As duas crianças tornaram-se amigas rapidamente. Tanto Desigualdade quanto a Pobreza eram ícones dos cidadãos da periferia, do continente africano, latino-americano, repleto de crianças sem perspectivas, jovens sem sonhos e adultos sem forças.
Muitos foram àqueles que encontraram os dois dizendo que iriam mudar as suas vidas, que iam transformá-los, mas os anos se passaram, os dois foram crescendo e percebendo que a almejada igualdade nunca o faria iguais aos meninos do Centro, mas que a riqueza, poderia atingir âmbitos diferentes em suas vidas.

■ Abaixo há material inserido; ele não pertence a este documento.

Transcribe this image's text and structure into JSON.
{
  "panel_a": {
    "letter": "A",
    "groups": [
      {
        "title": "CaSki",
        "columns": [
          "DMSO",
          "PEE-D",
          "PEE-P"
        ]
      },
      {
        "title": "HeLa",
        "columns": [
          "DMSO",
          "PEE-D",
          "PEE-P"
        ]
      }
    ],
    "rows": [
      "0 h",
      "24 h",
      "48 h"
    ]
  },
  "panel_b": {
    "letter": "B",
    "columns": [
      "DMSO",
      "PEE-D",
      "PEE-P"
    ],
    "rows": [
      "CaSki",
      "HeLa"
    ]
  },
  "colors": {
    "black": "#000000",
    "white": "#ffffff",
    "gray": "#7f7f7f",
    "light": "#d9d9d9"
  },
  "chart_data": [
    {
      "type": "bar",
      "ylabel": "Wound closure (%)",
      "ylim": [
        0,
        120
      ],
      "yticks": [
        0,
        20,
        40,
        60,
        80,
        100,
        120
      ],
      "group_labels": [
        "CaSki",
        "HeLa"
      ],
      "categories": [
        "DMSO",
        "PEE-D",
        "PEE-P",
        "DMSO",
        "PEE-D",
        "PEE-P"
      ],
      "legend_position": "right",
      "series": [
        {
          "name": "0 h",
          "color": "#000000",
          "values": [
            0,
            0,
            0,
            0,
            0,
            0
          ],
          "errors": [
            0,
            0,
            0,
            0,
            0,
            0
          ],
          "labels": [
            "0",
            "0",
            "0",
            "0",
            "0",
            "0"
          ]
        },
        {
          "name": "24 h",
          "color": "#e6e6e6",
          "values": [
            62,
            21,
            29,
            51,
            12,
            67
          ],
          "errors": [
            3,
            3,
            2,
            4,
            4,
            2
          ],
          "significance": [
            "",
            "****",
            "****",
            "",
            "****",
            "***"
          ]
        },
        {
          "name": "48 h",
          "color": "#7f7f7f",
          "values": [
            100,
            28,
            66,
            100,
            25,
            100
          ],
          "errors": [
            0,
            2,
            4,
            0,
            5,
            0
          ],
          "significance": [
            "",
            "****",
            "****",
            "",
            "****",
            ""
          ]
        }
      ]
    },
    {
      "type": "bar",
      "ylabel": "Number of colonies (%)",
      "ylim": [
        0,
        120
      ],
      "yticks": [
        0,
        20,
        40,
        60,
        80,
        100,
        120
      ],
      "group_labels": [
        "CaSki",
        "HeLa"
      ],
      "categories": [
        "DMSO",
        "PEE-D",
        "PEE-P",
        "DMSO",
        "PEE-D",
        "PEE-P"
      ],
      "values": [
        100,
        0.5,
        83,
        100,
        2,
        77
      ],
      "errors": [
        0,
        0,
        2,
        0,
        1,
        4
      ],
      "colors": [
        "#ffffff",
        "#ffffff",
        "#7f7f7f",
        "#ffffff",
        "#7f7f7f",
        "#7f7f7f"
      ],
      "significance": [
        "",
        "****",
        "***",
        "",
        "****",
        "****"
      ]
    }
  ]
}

Assim, através da alegria sempre presente na Comunidade, vendo tantas pessoas que dedicavam horas das suas vidas subindo o morro para dar aula de matemática para as crianças, jovens que em todo inverno entregavam diversos agasalhos para as famílias da redondeza e, sobretudo, vivendo relacionamentos verdadeiros que eram construídos nesses momentos aparentemente assistencialistas, mas que mostravam um compromisso de amor entre as pessoas, não suplantados por estamentos: O Rico e o Pobre, a partir dessas premissas, é que eles viam o quanto podiam claramente se considerar ricos de esperança, de força e da certeza de que, através de muita luta, sustentada por cada um que houvesse podido conhecê-los, teriam um fim diferente dos seus pais, que por falta de oportunidade, faleceram pelas calçadas, com fome e frio, sem alguma chance de mudar sua situação.